愛を教えて、キミ色に染めて【完】
 少しの沈黙の後、

「うむ……伏見くん程の好青年になら安心して円香を任せられるから二人の結婚に反対という事はないんだが、それに当たって一つ問題がなぁ」
「……と、言いますと?」
雪城家(うち)は子供が円香しかいない。しかし、私としては自分の子供に雪城の名を継いで欲しいという思いがある。出来れば私の会社もだ。そうなると伏見くん、君には雪城の姓に入って貰わなければならないんだよ」

 そう、伊織もその事を考えていなかった訳では無い。

 伊織としては、伏見の姓を捨てて雪城の姓を名乗る事は大した問題ではないのだが、これまで自分を育ててくれた忠臣の事、HUNTERの今後、それに、万が一に自分が雪城の姓を名乗り継いでいく事を踏まえると、やはり殺し屋の自分が名家の姓を名乗りながら暮らしていく事には少なからず抵抗があるのだ。

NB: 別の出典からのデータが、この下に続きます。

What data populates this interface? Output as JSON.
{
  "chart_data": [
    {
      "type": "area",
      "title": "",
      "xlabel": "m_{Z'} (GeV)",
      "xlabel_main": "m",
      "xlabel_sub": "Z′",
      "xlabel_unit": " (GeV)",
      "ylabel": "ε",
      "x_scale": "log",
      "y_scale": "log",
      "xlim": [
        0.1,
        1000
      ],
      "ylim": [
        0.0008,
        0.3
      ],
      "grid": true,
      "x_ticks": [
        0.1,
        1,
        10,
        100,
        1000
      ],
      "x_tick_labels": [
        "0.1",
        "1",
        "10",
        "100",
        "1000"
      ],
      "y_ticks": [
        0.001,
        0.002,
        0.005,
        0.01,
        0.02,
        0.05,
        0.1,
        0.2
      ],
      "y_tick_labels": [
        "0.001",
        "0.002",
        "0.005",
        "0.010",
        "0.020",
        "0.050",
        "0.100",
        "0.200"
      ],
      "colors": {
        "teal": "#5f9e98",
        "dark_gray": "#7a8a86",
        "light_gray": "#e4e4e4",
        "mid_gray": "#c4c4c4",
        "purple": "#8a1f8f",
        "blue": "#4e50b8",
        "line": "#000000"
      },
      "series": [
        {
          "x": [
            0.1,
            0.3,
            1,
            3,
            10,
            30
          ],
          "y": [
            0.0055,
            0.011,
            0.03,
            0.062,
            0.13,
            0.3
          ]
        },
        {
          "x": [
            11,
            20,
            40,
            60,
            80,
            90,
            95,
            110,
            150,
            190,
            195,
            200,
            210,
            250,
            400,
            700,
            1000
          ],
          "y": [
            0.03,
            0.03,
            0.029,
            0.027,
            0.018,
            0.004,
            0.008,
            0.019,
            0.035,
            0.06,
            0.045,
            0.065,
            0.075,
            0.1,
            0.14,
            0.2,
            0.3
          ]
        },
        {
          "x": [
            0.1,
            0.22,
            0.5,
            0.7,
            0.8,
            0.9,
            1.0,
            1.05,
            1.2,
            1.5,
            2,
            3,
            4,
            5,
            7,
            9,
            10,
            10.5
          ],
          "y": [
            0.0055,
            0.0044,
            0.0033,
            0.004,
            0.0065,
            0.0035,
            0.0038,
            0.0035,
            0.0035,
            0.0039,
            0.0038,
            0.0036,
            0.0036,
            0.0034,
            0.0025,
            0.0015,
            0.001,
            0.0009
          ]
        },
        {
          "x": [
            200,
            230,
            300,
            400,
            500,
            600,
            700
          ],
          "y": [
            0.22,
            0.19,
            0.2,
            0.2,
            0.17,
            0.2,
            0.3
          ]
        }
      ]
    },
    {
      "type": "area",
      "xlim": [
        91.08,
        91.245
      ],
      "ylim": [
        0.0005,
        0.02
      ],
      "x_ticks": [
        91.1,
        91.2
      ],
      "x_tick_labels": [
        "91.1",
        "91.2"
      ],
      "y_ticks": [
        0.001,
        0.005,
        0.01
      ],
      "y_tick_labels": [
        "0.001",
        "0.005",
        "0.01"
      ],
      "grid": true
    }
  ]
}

「お父様、もし、それが出来なければ、私は伊織さんと一緒になる事は許されないのですか?」
「……いや、まあ、それが絶対という訳ではない。あくまでも、私の希望だよ。まあ私には弟もいるから、伏見くんがどうしても無理だというのなら雪城の姓や会社は弟に継いで貰う事も視野に入れるから問題はないが……どうかね、その事を少し考えてみてはくれんかね?」
「…………分かりました」

 結局、結婚の許しは貰えたものの伊織が雪城の姓を名乗る事になるかどうかという問題についてはすぐに答えが出せる事ではないので一旦保留となり、この日は解散する事になった。


「そうか、やはり、そういう話になったのか」
「あーそれはまた、なんて言うか……複雑な問題だよね」

 帰宅後、伊織は円香の両親に挨拶をした事、結婚の許しを得る為に交わした会話を忠臣や雷斗に話し、どうすべきかを相談をした。